Venkat Dhulipala, Creating a New Medina: State Power, Islam and the Quest for Pakistan in Late Colonial India (Cambridge University Press, 2016), 544pp.

Pratab Bhanu Mehta called him brilliant. Faisal Devji called him intellectually impoverished. One liberal Pakistani accused him of dishonesty on a weekly basis. An Indian counterpart declared that someone had finally narrated India’s birth pangs as-they-really-happened. To say the least, Venkat Dhulipala’s revamped 2008 doctoral thesis, recently published under the catchy title Creating a New Medina has polarized responses. Sprinkled with sufficient primary material to fully stock a university library, it comes as no surprise that the author worked over the manuscript for more than a decade before releasing this mammoth text. For this reviewer at least, his time thinking about the issues at stake has not quite resulted in the seismic shift in studies of India and Pakistan that he claims to have accomplished.

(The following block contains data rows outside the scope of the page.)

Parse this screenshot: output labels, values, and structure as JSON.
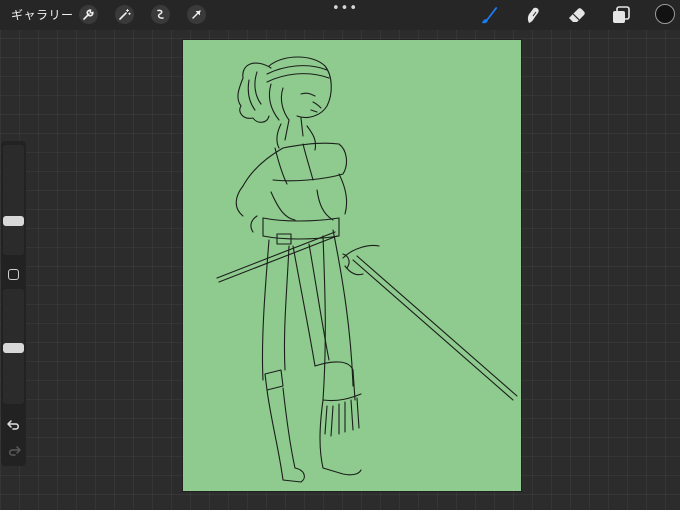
{
  "topbar": {
    "gallery_label": "ギャラリー",
    "more_label": "•••",
    "left_tools": [
      "wrench-icon",
      "magic-wand-icon",
      "selection-icon",
      "transform-arrow-icon"
    ],
    "right_tools": [
      "brush-icon",
      "smudge-icon",
      "eraser-icon",
      "layers-icon"
    ],
    "active_tool": "brush",
    "active_tool_color": "#1a7cf5",
    "current_color": "#121212"
  },
  "sidebar": {
    "brush_size_level": 0.29,
    "opacity_level": 0.49,
    "undo_icon": "undo-icon",
    "redo_icon": "redo-icon"
  },
  "canvas": {
    "background_color": "#8fca8f",
    "line_color": "#1a1f1a",
    "content": "line-art-character-sketch"
  }
}
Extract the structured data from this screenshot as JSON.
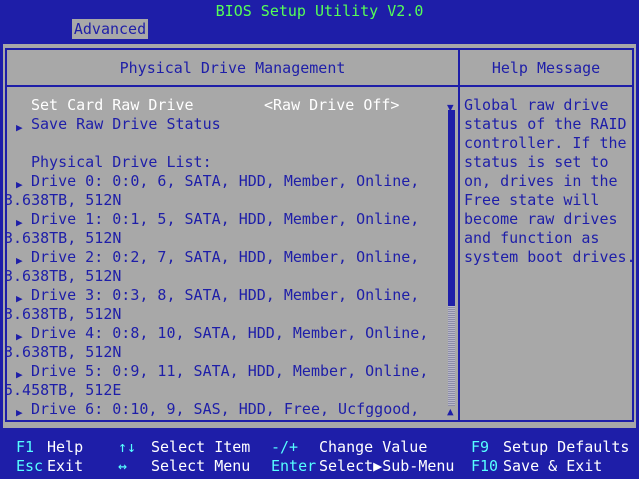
{
  "app_title": "BIOS Setup Utility V2.0",
  "active_tab": "Advanced",
  "main": {
    "header": "Physical Drive Management",
    "set_card_raw_drive": {
      "label": "Set Card Raw Drive",
      "value": "<Raw Drive Off>"
    },
    "save_raw_drive_status": "Save Raw Drive Status",
    "list_title": "Physical Drive List:",
    "drives": [
      {
        "line1": "Drive 0: 0:0, 6, SATA, HDD, Member, Online,",
        "line2": "3.638TB, 512N"
      },
      {
        "line1": "Drive 1: 0:1, 5, SATA, HDD, Member, Online,",
        "line2": "3.638TB, 512N"
      },
      {
        "line1": "Drive 2: 0:2, 7, SATA, HDD, Member, Online,",
        "line2": "3.638TB, 512N"
      },
      {
        "line1": "Drive 3: 0:3, 8, SATA, HDD, Member, Online,",
        "line2": "3.638TB, 512N"
      },
      {
        "line1": "Drive 4: 0:8, 10, SATA, HDD, Member, Online,",
        "line2": "3.638TB, 512N"
      },
      {
        "line1": "Drive 5: 0:9, 11, SATA, HDD, Member, Online,",
        "line2": "5.458TB, 512E"
      },
      {
        "line1": "Drive 6: 0:10, 9, SAS, HDD, Free, Ucfggood,",
        "line2": ""
      }
    ]
  },
  "help": {
    "header": "Help Message",
    "lines": [
      "Global raw drive",
      "status of the RAID",
      "controller. If the",
      "status is set to",
      "on, drives in the",
      "Free state will",
      "become raw drives",
      "and function as",
      "system boot drives."
    ]
  },
  "footer": {
    "f1_key": "F1",
    "f1_desc": "Help",
    "esc_key": "Esc",
    "esc_desc": "Exit",
    "updown_key": "↑↓",
    "updown_desc": "Select Item",
    "leftright_key": "↔",
    "leftright_desc": "Select Menu",
    "plusminus_key": "-/+",
    "plusminus_desc": "Change Value",
    "enter_key": "Enter",
    "enter_desc": "Select▶Sub-Menu",
    "f9_key": "F9",
    "f9_desc": "Setup Defaults",
    "f10_key": "F10",
    "f10_desc": "Save & Exit"
  },
  "colors": {
    "background": "#1e1ea8",
    "panel": "#a8a8a8",
    "title": "#56ff56",
    "selected_text": "#ffffff",
    "footer_key": "#56ffff"
  }
}
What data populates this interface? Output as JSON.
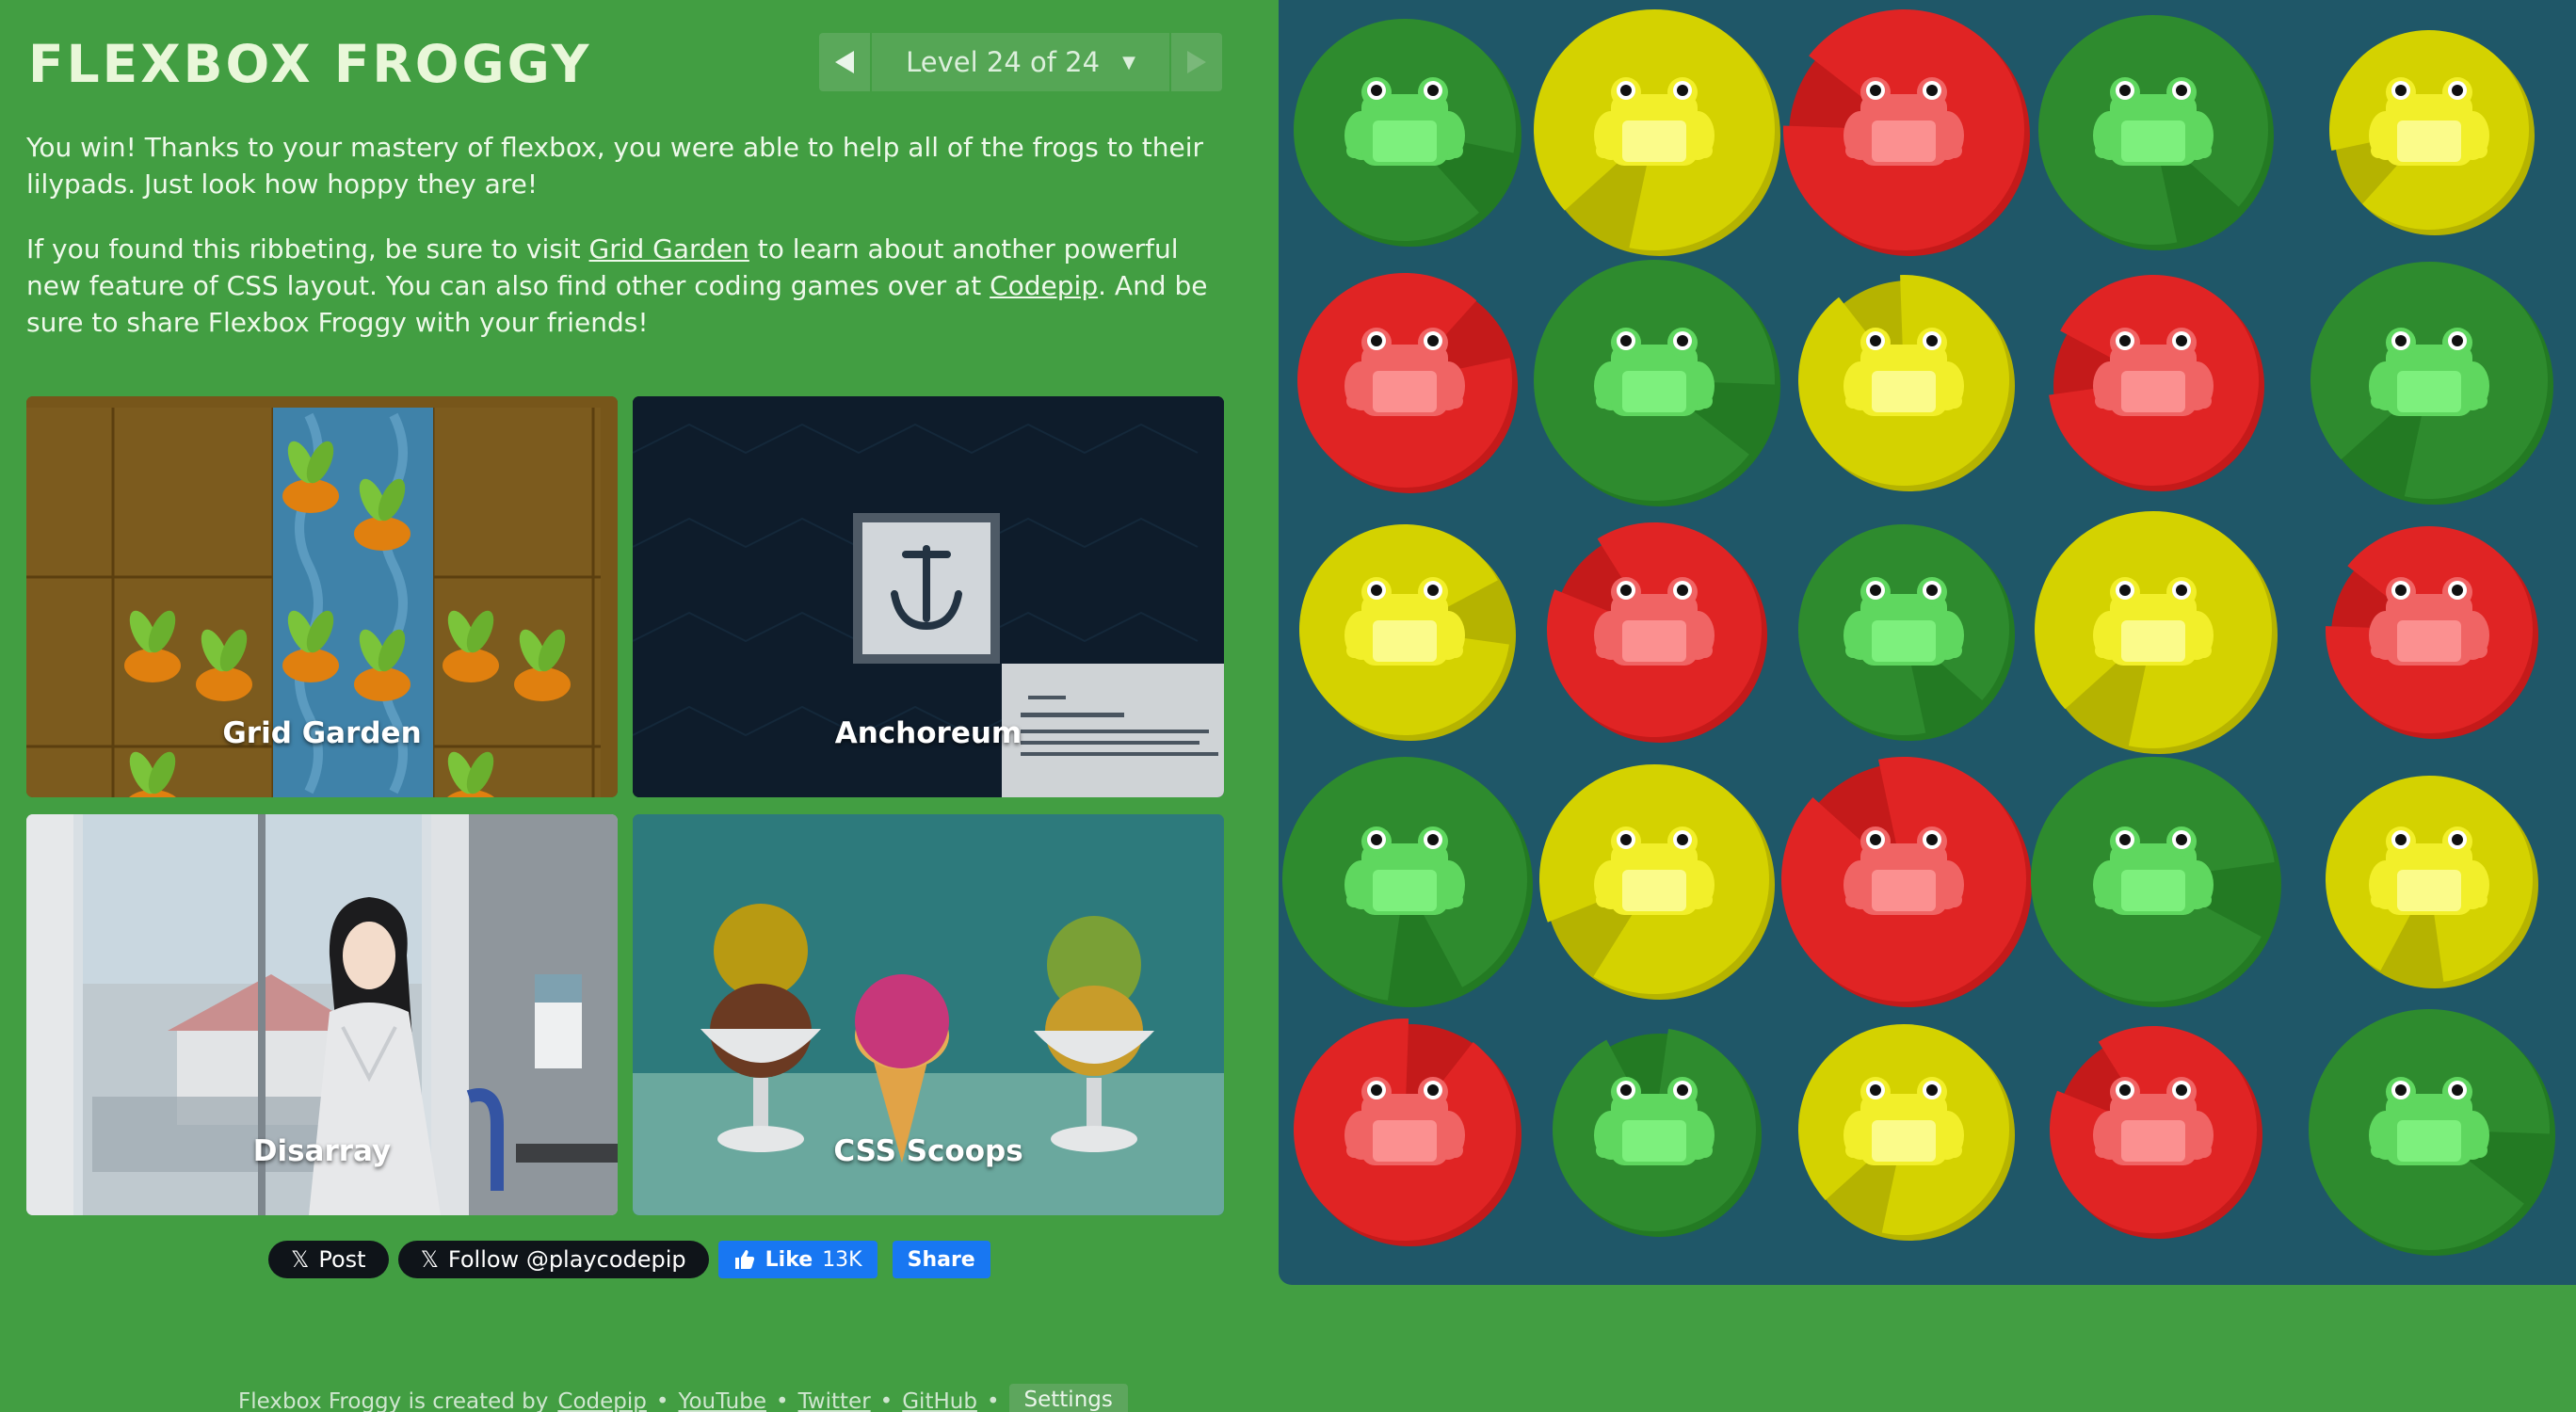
{
  "title": "FLEXBOX FROGGY",
  "level_nav": {
    "label": "Level 24 of 24",
    "caret": "▼"
  },
  "win_text": "You win! Thanks to your mastery of flexbox, you were able to help all of the frogs to their lilypads. Just look how hoppy they are!",
  "promo": {
    "part1": "If you found this ribbeting, be sure to visit ",
    "link1": "Grid Garden",
    "part2": " to learn about another powerful new feature of CSS layout. You can also find other coding games over at ",
    "link2": "Codepip",
    "part3": ". And be sure to share Flexbox Froggy with your friends!"
  },
  "games": [
    {
      "name": "Grid Garden"
    },
    {
      "name": "Anchoreum"
    },
    {
      "name": "Disarray"
    },
    {
      "name": "CSS Scoops"
    }
  ],
  "social": {
    "post": "Post",
    "follow": "Follow @playcodepip",
    "like": "Like",
    "like_count": "13K",
    "share": "Share"
  },
  "footer": {
    "prefix": "Flexbox Froggy is created by",
    "codepip": "Codepip",
    "sep": "•",
    "youtube": "YouTube",
    "twitter": "Twitter",
    "github": "GitHub",
    "settings": "Settings"
  },
  "colors": {
    "background": "#429e42",
    "pond": "#1f5768",
    "green_pad": "#2e8b2e",
    "yellow_pad": "#d4d200",
    "red_pad": "#e02424",
    "green_frog": "#5fd75f",
    "yellow_frog": "#f2ef2a",
    "red_frog": "#f06464"
  },
  "pond": {
    "rows": [
      [
        "green",
        "yellow",
        "red",
        "green",
        "yellow"
      ],
      [
        "red",
        "green",
        "yellow",
        "red",
        "green"
      ],
      [
        "yellow",
        "red",
        "green",
        "yellow",
        "red"
      ],
      [
        "green",
        "yellow",
        "red",
        "green",
        "yellow"
      ],
      [
        "red",
        "green",
        "yellow",
        "red",
        "green"
      ]
    ]
  }
}
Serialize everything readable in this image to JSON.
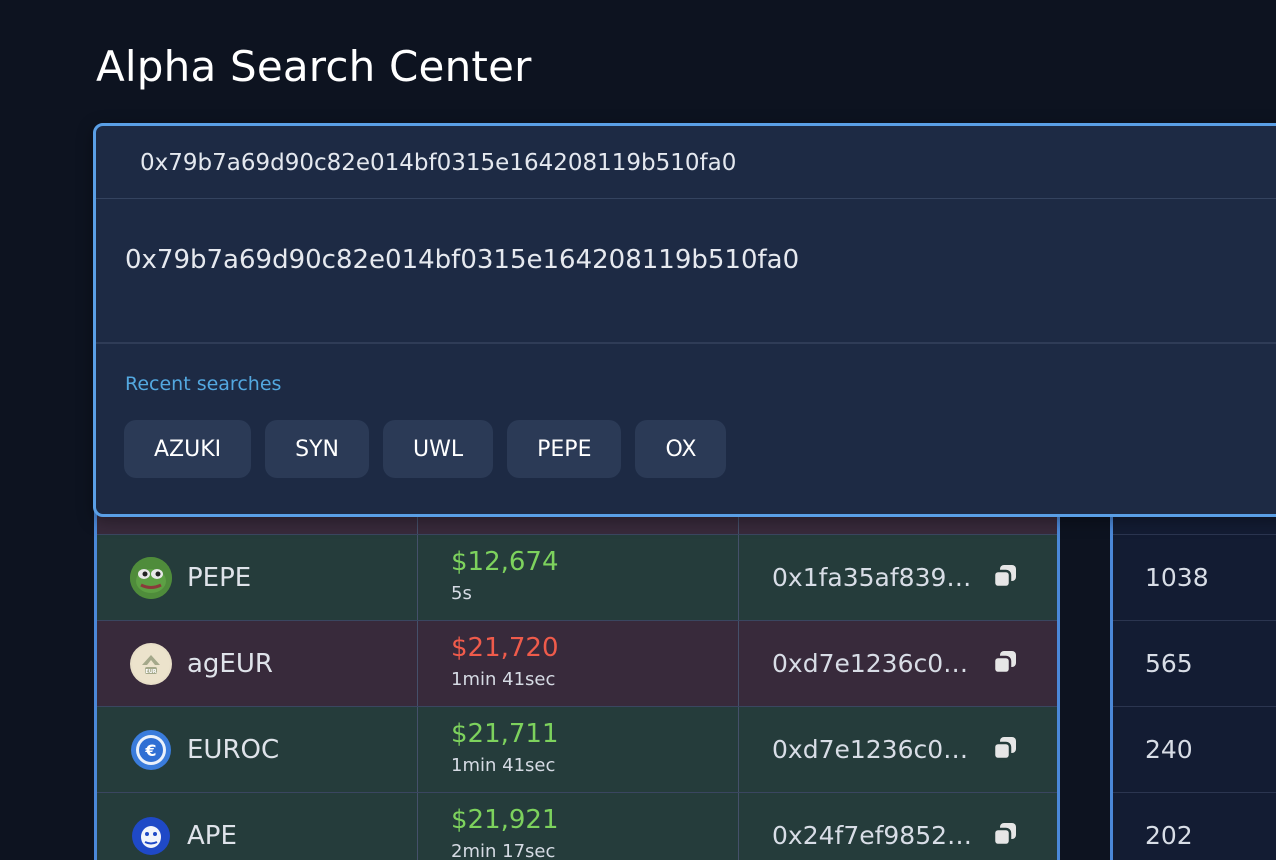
{
  "page": {
    "title": "Alpha Search Center"
  },
  "search": {
    "query": "0x79b7a69d90c82e014bf0315e164208119b510fa0",
    "result_address": "0x79b7a69d90c82e014bf0315e164208119b510fa0",
    "recent_label": "Recent searches",
    "recent_chips": [
      "AZUKI",
      "SYN",
      "UWL",
      "PEPE",
      "OX"
    ]
  },
  "colors": {
    "up": "#7dd25d",
    "down": "#ef5b4b",
    "accent": "#5a9fe6",
    "recent_label": "#53a8e0"
  },
  "rows": [
    {
      "token": "PEPE",
      "icon": "pepe-icon",
      "price": "$12,674",
      "direction": "up",
      "age": "5s",
      "address": "0x1fa35af8398...",
      "count": "1038"
    },
    {
      "token": "agEUR",
      "icon": "ageur-icon",
      "price": "$21,720",
      "direction": "down",
      "age": "1min 41sec",
      "address": "0xd7e1236c08...",
      "count": "565"
    },
    {
      "token": "EUROC",
      "icon": "euroc-icon",
      "price": "$21,711",
      "direction": "up",
      "age": "1min 41sec",
      "address": "0xd7e1236c08...",
      "count": "240"
    },
    {
      "token": "APE",
      "icon": "ape-icon",
      "price": "$21,921",
      "direction": "up",
      "age": "2min 17sec",
      "address": "0x24f7ef98522...",
      "count": "202"
    }
  ]
}
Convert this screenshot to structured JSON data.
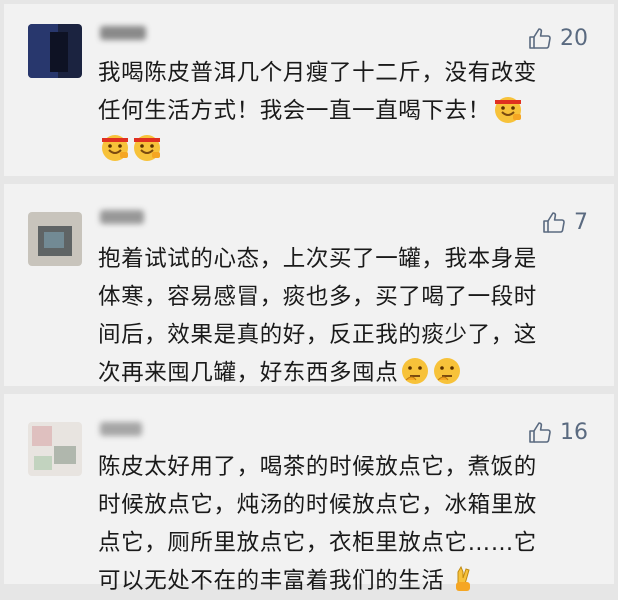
{
  "comments": [
    {
      "likes": "20",
      "text": "我喝陈皮普洱几个月瘦了十二斤，没有改变\n任何生活方式！我会一直一直喝下去！",
      "emoji_icons": [
        "headband-face-emoji",
        "headband-face-emoji",
        "headband-face-emoji"
      ]
    },
    {
      "likes": "7",
      "text": "抱着试试的心态，上次买了一罐，我本身是\n体寒，容易感冒，痰也多，买了喝了一段时\n间后，效果是真的好，反正我的痰少了，这\n次再来囤几罐，好东西多囤点",
      "emoji_icons": [
        "thinking-face-emoji",
        "thinking-face-emoji"
      ]
    },
    {
      "likes": "16",
      "text": "陈皮太好用了，喝茶的时候放点它，煮饭的\n时候放点它，炖汤的时候放点它，冰箱里放\n点它，厕所里放点它，衣柜里放点它……它\n可以无处不在的丰富着我们的生活",
      "emoji_icons": [
        "victory-hand-emoji"
      ]
    }
  ],
  "colors": {
    "like": "#5a6a80",
    "card": "#f2f2f2",
    "separator": "#e6e6e6"
  },
  "icons": {
    "like": "thumbs-up-icon"
  }
}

Dhulipala’s argument that Pakistan was widely discussed and deliberated as an Islamic State as opposed to a secular homeland for Muslims on Indian soil, strikingly resembles common chipboards from the historiographical construction market, which scholars on both sides of the border have used for decades to seal their leaking roofs. Instead of properly contextualising how well-nestled his argument is within such scholarly gestures, Dhulipala insists to have invented the wheel anew and to have rendered irrelevant the ‘orthodoxy’ in the field. That the orthodoxy he identifies developed as a response to similar arguments is not mentioned. Far from arriving at a smooth synthesis of these divergent reverberations, Dhulipala brazenly shape-shifts one with the other, hoping nobody would look closely at the sleight of hand.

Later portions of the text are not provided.